Chroniker - Django Controlled Cron Jobs
Overview
Django Chroniker is a Python package that allows you to use cron to schedule Django management commands through Django's admin.
Creating cron jobs for Django apps can be a pain, annoying and repetitive.
With django-chroniker you simply create a single cron job to run every minute,
point it at your site's directory and run manage.py cron
.
Then, you can create, update and delete jobs through Django's admin.
This is a fork of Weston Nielson's Chronograph project.
Features
This package contains the following improvements over the parent Chronograph project:
-
Allow Django management commands to record their percent-progress and display it in admin. e.g.
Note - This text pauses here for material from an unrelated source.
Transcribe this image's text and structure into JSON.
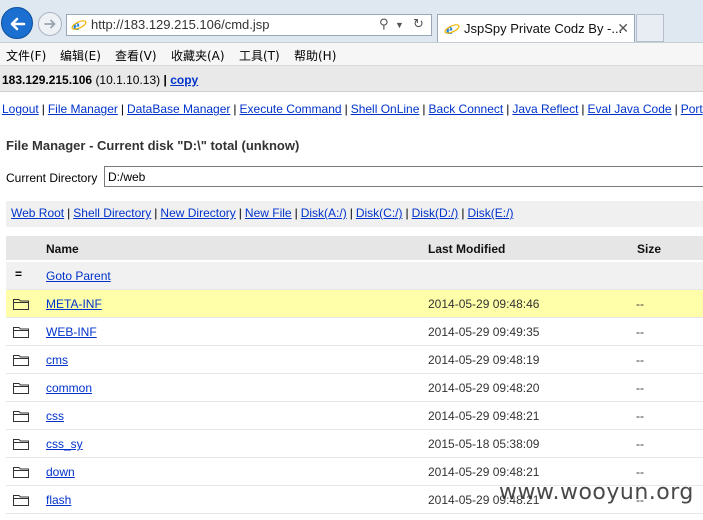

from chroniker.models import Job Job.update_progress(total_parts=77, total_parts_complete=13)
-
Improved logging of management command stdout and stderr, and efficiently displaying these in admin.
-
Creation of the
Monitor
model, a proxy of theJob
model, to allow easier setup of system and database state monitoring. -
Addition of a model for documenting inter-job dependencies as well as flags for controlling job behavior based on these dependencies. e.g. You can configure one job to not run until another job has successfully run, or run at a later date.
-
Improved support for coordinating job execution in a multi-server environment. e.g. You can configure a job to only run on a specific host or any host.
Unlike some scheduling systems, Chroniker attempts to ensure that every job may have at most only one running instance at any given time. This greatly simplifies scheduling, but necessarily imposes some restrictions. If you need to schedule multiple instances of a task to run simultaneously, especially in real-time, consider using a system like Celery instead.
Installation
Install the package from PyPI via pip with:
pip install django-chroniker
or directly from github with (warning, this may be less stable than the official release on PyPI):
pip install https://github.com/chrisspen/django-chroniker/tarball/master
Add 'chroniker' and 'django.contrib.sites' to the INSTALLED_APPS
list in your settings.py
like:
INSTALLED_APPS = (
...
'django.contrib.sites',
'chroniker',
...
)
If you're using Django 1.7 or higher (which you should be), install Chroniker's models by running:
python manage.py migrate
otherwise run:
python manage.py syncdb
Usage
In your admin, creating and jobs under the Chroniker section.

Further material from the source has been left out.